We spend all year virtually meeting people and connecting, then get one day a year to meet face to face and try and reproduce? Or just have a little fun? I had more questions as I never knew the life outside of our virtual one, so I raised my hand again.
“Yes, miss?”
“What happens after June Day, and how exactly does it work?”
“Miss… I am getting to that.” He answered somewhat impatiently. “The day starts at 9 a.m. on June the 3rd and ends the following morning at 9a.m. This gives us 24 hours to meet, have a little bit of time to get comfortable, and mate. After which, hopefully, the female becomes pregnant and continues our way of life. You will have 24 hours to do anything you wish in the outside world. You can explore a little bit, although there isn’t much to explore, and mate. Then head back home or face the consequences of not making it home in time.“
I raised my hand again and was asked, “What happens if we don’t make it back home on time?”
“You will be banished from society and never heard from again!” He said with a serious look on his face to suggest he was not joking. “Doors open at 9 am and they close at 9am too! If your face is not recognized in your home shortly after, then you will be deemed unsuitable for society and cast out into the wilderness to live with the feral humans. The dirty, unclean, and unkempt humans if they can even be called that anymore. Don’t let this be you!”
I had never heard of feral humans before, but it would make sense that they are unclean and dirty since they have no technology and live with each other. It sickens me to think people spend all day, every day, right next to one another, passing germs and disease like it is currency. I can’t help but wonder why our history books skip over some parts with the explanation that it will be covered in health class. Here we are and eagerly waiting for my answers.

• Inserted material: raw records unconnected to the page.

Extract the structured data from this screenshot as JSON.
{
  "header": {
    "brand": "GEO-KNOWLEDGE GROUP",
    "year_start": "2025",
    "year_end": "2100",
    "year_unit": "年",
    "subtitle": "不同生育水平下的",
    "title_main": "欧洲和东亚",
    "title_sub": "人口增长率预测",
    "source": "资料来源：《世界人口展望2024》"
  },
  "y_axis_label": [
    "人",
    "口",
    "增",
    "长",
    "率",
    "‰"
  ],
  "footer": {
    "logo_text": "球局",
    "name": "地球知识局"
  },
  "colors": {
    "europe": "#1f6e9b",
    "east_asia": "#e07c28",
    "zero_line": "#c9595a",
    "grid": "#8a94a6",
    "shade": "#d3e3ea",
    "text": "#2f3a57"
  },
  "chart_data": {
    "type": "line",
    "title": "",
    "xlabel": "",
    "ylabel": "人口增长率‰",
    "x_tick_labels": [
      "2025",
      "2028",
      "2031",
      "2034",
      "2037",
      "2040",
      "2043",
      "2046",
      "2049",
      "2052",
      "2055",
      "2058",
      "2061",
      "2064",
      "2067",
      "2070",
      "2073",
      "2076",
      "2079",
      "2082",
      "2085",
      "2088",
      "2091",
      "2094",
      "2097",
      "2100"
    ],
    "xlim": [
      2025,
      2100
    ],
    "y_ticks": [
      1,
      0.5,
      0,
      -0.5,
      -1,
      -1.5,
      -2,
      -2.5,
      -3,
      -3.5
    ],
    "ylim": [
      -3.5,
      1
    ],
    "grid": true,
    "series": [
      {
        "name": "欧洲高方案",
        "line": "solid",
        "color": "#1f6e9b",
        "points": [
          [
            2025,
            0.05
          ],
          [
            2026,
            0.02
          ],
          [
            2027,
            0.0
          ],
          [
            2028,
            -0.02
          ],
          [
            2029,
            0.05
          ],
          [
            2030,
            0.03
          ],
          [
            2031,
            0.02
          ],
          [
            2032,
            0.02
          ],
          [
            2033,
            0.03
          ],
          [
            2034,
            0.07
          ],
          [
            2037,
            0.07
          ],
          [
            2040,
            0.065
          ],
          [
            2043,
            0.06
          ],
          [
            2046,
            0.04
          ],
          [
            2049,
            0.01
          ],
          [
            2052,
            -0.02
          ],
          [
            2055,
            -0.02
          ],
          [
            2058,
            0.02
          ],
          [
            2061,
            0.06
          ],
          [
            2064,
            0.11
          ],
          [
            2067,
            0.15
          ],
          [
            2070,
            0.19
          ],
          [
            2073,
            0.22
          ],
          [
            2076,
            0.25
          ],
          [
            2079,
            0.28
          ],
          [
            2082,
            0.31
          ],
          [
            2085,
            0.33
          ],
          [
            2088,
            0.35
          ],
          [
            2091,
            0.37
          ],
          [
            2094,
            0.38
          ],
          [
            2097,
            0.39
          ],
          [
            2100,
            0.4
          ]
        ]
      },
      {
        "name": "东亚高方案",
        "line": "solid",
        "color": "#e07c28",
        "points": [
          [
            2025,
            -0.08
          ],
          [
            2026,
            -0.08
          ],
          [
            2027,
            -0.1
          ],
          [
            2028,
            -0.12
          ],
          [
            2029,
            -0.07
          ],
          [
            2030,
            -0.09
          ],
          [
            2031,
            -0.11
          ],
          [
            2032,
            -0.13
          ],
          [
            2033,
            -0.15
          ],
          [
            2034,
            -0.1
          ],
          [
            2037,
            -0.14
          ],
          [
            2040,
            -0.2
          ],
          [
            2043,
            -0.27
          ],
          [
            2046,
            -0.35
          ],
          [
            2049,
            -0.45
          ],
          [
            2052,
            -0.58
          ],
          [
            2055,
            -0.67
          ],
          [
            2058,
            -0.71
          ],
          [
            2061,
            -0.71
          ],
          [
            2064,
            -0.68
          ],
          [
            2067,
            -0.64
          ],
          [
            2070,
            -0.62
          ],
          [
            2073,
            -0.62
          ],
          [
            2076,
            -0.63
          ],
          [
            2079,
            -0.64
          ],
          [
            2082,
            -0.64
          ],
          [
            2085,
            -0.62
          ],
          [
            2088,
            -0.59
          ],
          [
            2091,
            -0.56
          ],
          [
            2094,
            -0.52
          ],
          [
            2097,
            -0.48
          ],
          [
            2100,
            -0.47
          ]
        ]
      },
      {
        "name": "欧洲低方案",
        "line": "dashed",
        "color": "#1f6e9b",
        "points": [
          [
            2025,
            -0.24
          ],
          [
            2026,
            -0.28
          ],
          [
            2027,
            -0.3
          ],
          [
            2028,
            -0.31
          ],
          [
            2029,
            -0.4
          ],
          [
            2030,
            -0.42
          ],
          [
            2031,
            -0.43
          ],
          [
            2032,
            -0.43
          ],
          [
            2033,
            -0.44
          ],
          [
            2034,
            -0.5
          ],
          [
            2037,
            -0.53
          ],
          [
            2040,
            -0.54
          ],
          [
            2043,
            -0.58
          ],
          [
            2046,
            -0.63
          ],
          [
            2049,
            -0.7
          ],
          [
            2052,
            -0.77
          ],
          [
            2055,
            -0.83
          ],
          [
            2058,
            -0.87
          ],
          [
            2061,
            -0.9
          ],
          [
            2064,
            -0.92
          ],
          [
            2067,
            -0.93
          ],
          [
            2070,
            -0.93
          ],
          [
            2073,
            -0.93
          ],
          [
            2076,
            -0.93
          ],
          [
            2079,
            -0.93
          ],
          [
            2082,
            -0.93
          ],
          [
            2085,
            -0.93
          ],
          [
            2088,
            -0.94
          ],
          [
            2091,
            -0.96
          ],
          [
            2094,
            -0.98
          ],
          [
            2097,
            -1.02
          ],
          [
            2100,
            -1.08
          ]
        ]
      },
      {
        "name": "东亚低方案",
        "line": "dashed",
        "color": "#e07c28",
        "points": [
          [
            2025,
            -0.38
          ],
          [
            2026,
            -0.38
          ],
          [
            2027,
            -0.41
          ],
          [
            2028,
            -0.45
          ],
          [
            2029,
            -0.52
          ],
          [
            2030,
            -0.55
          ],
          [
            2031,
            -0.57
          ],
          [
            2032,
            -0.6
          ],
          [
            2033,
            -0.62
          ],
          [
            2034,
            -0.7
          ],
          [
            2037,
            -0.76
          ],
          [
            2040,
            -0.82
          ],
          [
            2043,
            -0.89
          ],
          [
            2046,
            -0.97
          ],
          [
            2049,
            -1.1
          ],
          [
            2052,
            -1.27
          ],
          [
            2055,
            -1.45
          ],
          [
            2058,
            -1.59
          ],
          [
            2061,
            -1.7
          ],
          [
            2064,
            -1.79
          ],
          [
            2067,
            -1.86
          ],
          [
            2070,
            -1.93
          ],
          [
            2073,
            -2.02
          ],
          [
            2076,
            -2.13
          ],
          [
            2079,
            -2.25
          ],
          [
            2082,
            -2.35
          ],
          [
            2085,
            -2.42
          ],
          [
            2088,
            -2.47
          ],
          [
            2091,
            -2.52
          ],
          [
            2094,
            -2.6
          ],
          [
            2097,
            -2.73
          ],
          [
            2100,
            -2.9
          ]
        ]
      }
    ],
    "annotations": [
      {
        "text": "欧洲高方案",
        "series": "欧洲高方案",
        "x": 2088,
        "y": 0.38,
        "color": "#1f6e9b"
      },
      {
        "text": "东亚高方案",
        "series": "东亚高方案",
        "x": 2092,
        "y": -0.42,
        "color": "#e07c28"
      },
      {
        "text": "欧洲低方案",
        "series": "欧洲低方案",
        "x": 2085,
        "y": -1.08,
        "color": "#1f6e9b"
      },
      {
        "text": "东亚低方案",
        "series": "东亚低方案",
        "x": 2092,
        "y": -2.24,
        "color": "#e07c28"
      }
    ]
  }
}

“Why do we do this, you may be wondering?” the teacher asked. “Population boomed here on Earth. Children went hungry, and there weren’t enough resources for everyone. Then came the great plague that wiped out 70% of our society. After that happened, we rebuilt. We rebuilt with the plan of never letting resources be an issue, or plague and sickness affect us again. So, we built a virtual world and cut off physical contact, except for once a year, to mate.”